Spal: Branduani, Silvestri, Ceccaroni, Cottafava, Castagnetti (65’ Zigoni), Mora, Lazzari, Spighi, Cellini (83’ Ferri) Di Quinzio (75’ Beghetto), Finotto. All. Semplici

Pisa: Brunelli, Fautario, Crescenzi, Rozzio, Lisuzzo, Ricci, Golubovic, Verna (17’ Provenzano) Lupoli (83’ Sanseverino) Varela, Montella (59’ Cani). All: Gattuso

Arbitro: Di Martino di Teramo
Ammoniti: Mora, Cottafava, Rozzio, Lupoli, Silvestri, Varela
Espulsi: nessuno
Spettatori 5.685
Marcatori: 16’ Mora 48’ Rozzio 55’ Varela

C’erano tutti i presupposti per una serata stellare: pubblico record (ampiamente battuto il muro dei cinquemila) curva Ovest strepitosa, con una coreografia degna di palcoscenici superiori, avversario di blasone.
Invece la Spal è incappata nel primo scivolone interno, per di più giunto dopo che la prima frazione di gioco si era chiusa in vantaggio per Cottafava e compagni.

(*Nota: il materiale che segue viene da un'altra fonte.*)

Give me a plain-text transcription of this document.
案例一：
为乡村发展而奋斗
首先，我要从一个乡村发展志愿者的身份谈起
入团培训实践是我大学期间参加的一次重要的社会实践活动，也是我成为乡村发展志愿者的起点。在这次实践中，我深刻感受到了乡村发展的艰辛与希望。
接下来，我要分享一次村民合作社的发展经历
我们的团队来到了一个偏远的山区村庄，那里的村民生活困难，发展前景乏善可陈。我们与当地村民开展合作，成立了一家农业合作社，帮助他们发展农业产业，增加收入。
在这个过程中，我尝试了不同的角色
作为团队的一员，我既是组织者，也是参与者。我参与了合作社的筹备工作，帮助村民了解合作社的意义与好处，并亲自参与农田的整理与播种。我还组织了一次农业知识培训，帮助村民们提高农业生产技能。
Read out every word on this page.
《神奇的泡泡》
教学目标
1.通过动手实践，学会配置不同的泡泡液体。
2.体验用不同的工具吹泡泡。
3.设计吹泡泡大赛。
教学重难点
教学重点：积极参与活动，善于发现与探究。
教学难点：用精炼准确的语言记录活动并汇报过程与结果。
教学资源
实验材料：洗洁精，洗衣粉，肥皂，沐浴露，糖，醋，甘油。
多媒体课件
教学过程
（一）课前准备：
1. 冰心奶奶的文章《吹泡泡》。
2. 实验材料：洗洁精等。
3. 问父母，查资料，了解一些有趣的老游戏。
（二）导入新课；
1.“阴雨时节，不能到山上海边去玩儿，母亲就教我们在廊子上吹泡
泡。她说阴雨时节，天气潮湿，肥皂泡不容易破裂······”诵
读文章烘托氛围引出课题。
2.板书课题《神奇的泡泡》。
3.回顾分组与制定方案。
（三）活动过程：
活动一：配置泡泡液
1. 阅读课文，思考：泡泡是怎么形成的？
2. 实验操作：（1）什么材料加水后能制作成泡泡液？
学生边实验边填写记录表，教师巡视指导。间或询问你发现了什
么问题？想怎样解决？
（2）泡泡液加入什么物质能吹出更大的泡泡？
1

Il primo tentativo dell’incontro è al quarto minuto, con Di Quinzio che prova a far male con un tiro telefonato facilmente controllato da Brunelli.
Stranamente la Spal, nei primissimi minuti sembra contratta. Ma è solo un momento. Il tempo di prendere le misure e i biancazzurri passano. Corner di Castagnetti, la palla arriva sulla testa di Mora che bissa la perla di Savona, portando avanti i suoi.
Gli estensi giocano a tutto campo, con manovre corali, sebbene per qualche minuto il match si innervosisca,e a farne le spese sono Mora, Cottafava e Rozzio.
I toscani provano a reagire e i padroni di casa giocano su ampi spazi lasciati dalla retroguardia nerazzurra, sfruttando in particolar modo le fasce, grazie alla verve dei propri esterni.
Così, dopo una bellissima azione di Mora che sulla sinistra salta avversari in serie, Lazzari spara un diagonale che sibila vicino alla porta.
Al 44’ Di Quinzio prova a cercar gloria con un destro a giro che Brunetti leva letteralmente dall’angolino.
Nel secondo tempo cambia totalmente lo spartito. Il Pisa torna in campo con grandissima determinazione. Al secondo Montella scende sulla sinistra, incuneandosi nella difesa di casa, trovando però un pronto Branduani che chiude lo specchio.
Sul tentativo successivo i nerazzurri passano. Ancora da palla inattiva: la sfera arriva sulla testa di Rozzio che spizza sul secondo palo dove Branduani non può arrivare.
I toscani ci credono e arrivano al raddoppio poco dopo. Ricci copre il campo ad ampie falcate, giusto in prossimità dell’area serve un ottimo pallone per Varela che dalla destra brucia il numero uno di casa per il vantaggio dei suoi.
La reazione della Spal si traduce con una serie di angoli e una trazione ancora più offensiva dopo che Zigoni rileva Castagnetti e Di Quinzio scende in cabina di regia.
Mora su punizione non impensierisce Brunetti, mentre il Pisa pensa a far passare i minuti, congelando il gioco.
Con Beghetto e Ferri Semplici prova il tutto per tutto ma grossi pericoli per la porta pisana non arrivano. L’ultimo brivido lo regala solo Cottafava al 94’ quando da centro area cerca la zampata risolutiva, trovando però davanti a sé le gambe dei difensori pisani.